Pommerening: You mean a concrete research network? The TMF has, of course, consulted many, who are now geared towards our guidelines or those of the precursor. However, I cannot point to anyone since the networks would have to authorize this first. But you can check out several examples on the TMF webpage after you register.
Is this type of guideline sufficient for all research projects or do you need to make your concept contingent on the research project?
Pommerening: It depends on the project of course. Our guideline has a modular set-up, however. Users can essentially select those portions they need for their project and create their concept from them. Networks that are geared toward the guideline are usually very quick in creating a concept that was also accepted by governmental data protection authorities.
What expenditures and costs are involved with such a concept?
Pommerening: This is hard to quantify. That said the considerations you need to take into account in setting up a research network are actually the same considerations that ultimately lead to a data protection concept. You first need to be clear on the general organizational environment and the cooperation of all involved parties. This also pertains to the IT level. The more thought-out the project is, the better the chances of success for the data protection concept becomes.
You also need to consider certain additional measures when it comes to costs. This includes investments in IT security for example and establishing pseudonymization and anonymization services that protect the patient's data and identity.
How does anonymization of patient data actually work?
Pommerening: Generally, you delete all personally identifiable information for a patient from the medical information system, which includes the name, address and case number. Simply anything, that points directly to the party involved. Yet this is just the first step since you can still identify a patient from the remaining data.

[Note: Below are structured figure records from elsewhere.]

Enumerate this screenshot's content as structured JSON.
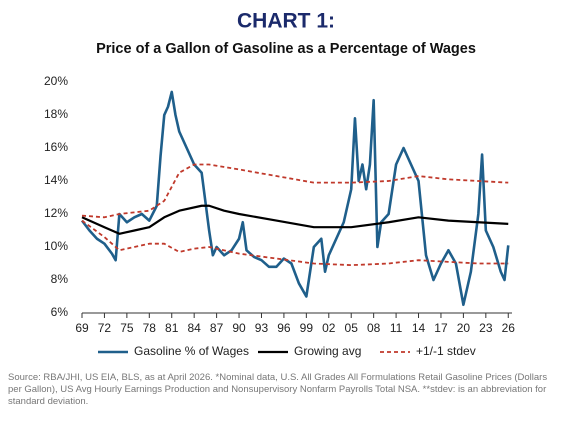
{
  "chart_data": {
    "type": "line",
    "title": "CHART 1:",
    "subtitle": "Price of a Gallon of Gasoline as a Percentage of Wages",
    "note": "Source: RBA/JHI, US EIA, BLS, as at April 2026. *Nominal data, U.S. All Grades All Formulations Retail Gasoline Prices (Dollars per Gallon), US Avg Hourly Earnings Production and Nonsupervisory Nonfarm Payrolls Total NSA. **stdev: is an abbreviation for standard deviation.",
    "xlim": [
      1969,
      2026.5
    ],
    "ylim": [
      6,
      20
    ],
    "xticks": [
      {
        "value": 1969,
        "label": "69"
      },
      {
        "value": 1972,
        "label": "72"
      },
      {
        "value": 1975,
        "label": "75"
      },
      {
        "value": 1978,
        "label": "78"
      },
      {
        "value": 1981,
        "label": "81"
      },
      {
        "value": 1984,
        "label": "84"
      },
      {
        "value": 1987,
        "label": "87"
      },
      {
        "value": 1990,
        "label": "90"
      },
      {
        "value": 1993,
        "label": "93"
      },
      {
        "value": 1996,
        "label": "96"
      },
      {
        "value": 1999,
        "label": "99"
      },
      {
        "value": 2002,
        "label": "02"
      },
      {
        "value": 2005,
        "label": "05"
      },
      {
        "value": 2008,
        "label": "08"
      },
      {
        "value": 2011,
        "label": "11"
      },
      {
        "value": 2014,
        "label": "14"
      },
      {
        "value": 2017,
        "label": "17"
      },
      {
        "value": 2020,
        "label": "20"
      },
      {
        "value": 2023,
        "label": "23"
      },
      {
        "value": 2026,
        "label": "26"
      }
    ],
    "yticks": [
      {
        "value": 6,
        "label": "6%"
      },
      {
        "value": 8,
        "label": "8%"
      },
      {
        "value": 10,
        "label": "10%"
      },
      {
        "value": 12,
        "label": "12%"
      },
      {
        "value": 14,
        "label": "14%"
      },
      {
        "value": 16,
        "label": "16%"
      },
      {
        "value": 18,
        "label": "18%"
      },
      {
        "value": 20,
        "label": "20%"
      }
    ],
    "grid": false,
    "legend_position": "bottom",
    "series": [
      {
        "name": "Gasoline % of Wages",
        "color": "#1f5f8b",
        "line_style": "solid",
        "width": 2.6,
        "x": [
          1969,
          1970,
          1971,
          1972,
          1973,
          1973.5,
          1974,
          1975,
          1976,
          1977,
          1978,
          1979,
          1979.5,
          1980,
          1980.5,
          1981,
          1981.5,
          1982,
          1983,
          1984,
          1985,
          1986,
          1986.5,
          1987,
          1988,
          1989,
          1990,
          1990.5,
          1991,
          1992,
          1993,
          1994,
          1995,
          1996,
          1997,
          1998,
          1999,
          1999.5,
          2000,
          2001,
          2001.5,
          2002,
          2003,
          2004,
          2005,
          2005.5,
          2006,
          2006.5,
          2007,
          2007.5,
          2008,
          2008.5,
          2009,
          2010,
          2011,
          2012,
          2013,
          2014,
          2015,
          2016,
          2017,
          2018,
          2019,
          2020,
          2021,
          2022,
          2022.5,
          2023,
          2024,
          2025,
          2025.5,
          2026
        ],
        "values": [
          11.6,
          11.0,
          10.5,
          10.2,
          9.6,
          9.2,
          12.0,
          11.5,
          11.8,
          12.0,
          11.6,
          12.5,
          15.5,
          18.0,
          18.5,
          19.4,
          18.0,
          17.0,
          16.0,
          15.0,
          14.5,
          11.0,
          9.5,
          10.0,
          9.5,
          9.8,
          10.5,
          11.5,
          9.8,
          9.4,
          9.2,
          8.8,
          8.8,
          9.3,
          9.0,
          7.8,
          7.0,
          8.5,
          10.0,
          10.5,
          8.5,
          9.5,
          10.5,
          11.5,
          13.5,
          17.8,
          14.0,
          15.0,
          13.5,
          15.0,
          18.9,
          10.0,
          11.5,
          12.0,
          15.0,
          16.0,
          15.0,
          14.0,
          9.5,
          8.0,
          9.0,
          9.8,
          9.0,
          6.5,
          8.5,
          12.0,
          15.6,
          11.0,
          10.0,
          8.5,
          8.0,
          10.1
        ]
      },
      {
        "name": "Growing avg",
        "color": "#000000",
        "line_style": "solid",
        "width": 2.2,
        "x": [
          1969,
          1972,
          1974,
          1976,
          1978,
          1980,
          1982,
          1985,
          1986,
          1988,
          1990,
          1995,
          2000,
          2005,
          2010,
          2014,
          2018,
          2022,
          2026
        ],
        "values": [
          11.8,
          11.2,
          10.8,
          11.0,
          11.2,
          11.8,
          12.2,
          12.5,
          12.5,
          12.2,
          12.0,
          11.6,
          11.2,
          11.2,
          11.5,
          11.8,
          11.6,
          11.5,
          11.4
        ]
      },
      {
        "name": "+1/-1 stdev",
        "color": "#c0392b",
        "line_style": "dashed",
        "width": 1.8,
        "x": [
          1969,
          1972,
          1974,
          1976,
          1978,
          1980,
          1982,
          1984,
          1986,
          1990,
          1995,
          2000,
          2005,
          2010,
          2014,
          2018,
          2022,
          2026
        ],
        "values": [
          11.9,
          11.8,
          12.0,
          12.1,
          12.2,
          12.8,
          14.5,
          15.0,
          15.0,
          14.7,
          14.3,
          13.9,
          13.9,
          14.0,
          14.3,
          14.1,
          14.0,
          13.9
        ]
      },
      {
        "name": null,
        "color": "#c0392b",
        "line_style": "dashed",
        "width": 1.8,
        "x": [
          1969,
          1972,
          1974,
          1976,
          1978,
          1980,
          1982,
          1984,
          1986,
          1990,
          1995,
          2000,
          2005,
          2010,
          2014,
          2018,
          2022,
          2026
        ],
        "values": [
          11.6,
          10.6,
          9.8,
          10.0,
          10.2,
          10.2,
          9.7,
          9.9,
          10.0,
          9.6,
          9.3,
          9.0,
          8.9,
          9.0,
          9.2,
          9.1,
          9.0,
          9.0
        ]
      }
    ]
  }
}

You could identify someone based on a combination of certain characteristics. Effective anonymization tools check how these characteristics can be coarsened, summarized and categorized. They do everything that makes the re-identification of a patient difficult. However, a complete anonymization and prevention of re-identification attempts, as outlined in the data protection laws, is hardly feasible in medicine. The data can subsequently no longer be used or analyzed. This is only possible with very general statistics, not with detailed studies.
This is ultimately also the TMF's position: usable data can never be anonymized to where you could make it "publically available". You always have to implement use restrictions, regardless of how you actually plan to enforce them.
Where is data protection headed in your opinion? What trends do you see?
Pommerening: More and more data is being generated and stored. Firstly, people are more willing to disclose their information, for instance in social networks. Of course, it is difficult for us to control this. Secondly, tracker and wearable devices, ambient assistant living tools or other assistance systems also provide data without our help. People and their health status are monitored in the case of assisted living for instance. This makes sense by itself, but detailed data is being recorded throughout the entire day.
A third problem is that personalized medicine creates and uses genomic data that has a high risk of patients being re-identified.
At the very least, these three trends render data protection ever more complex. This also makes the issue of the impossibility of data anonymization more and more important and urgent, but also harder to solve.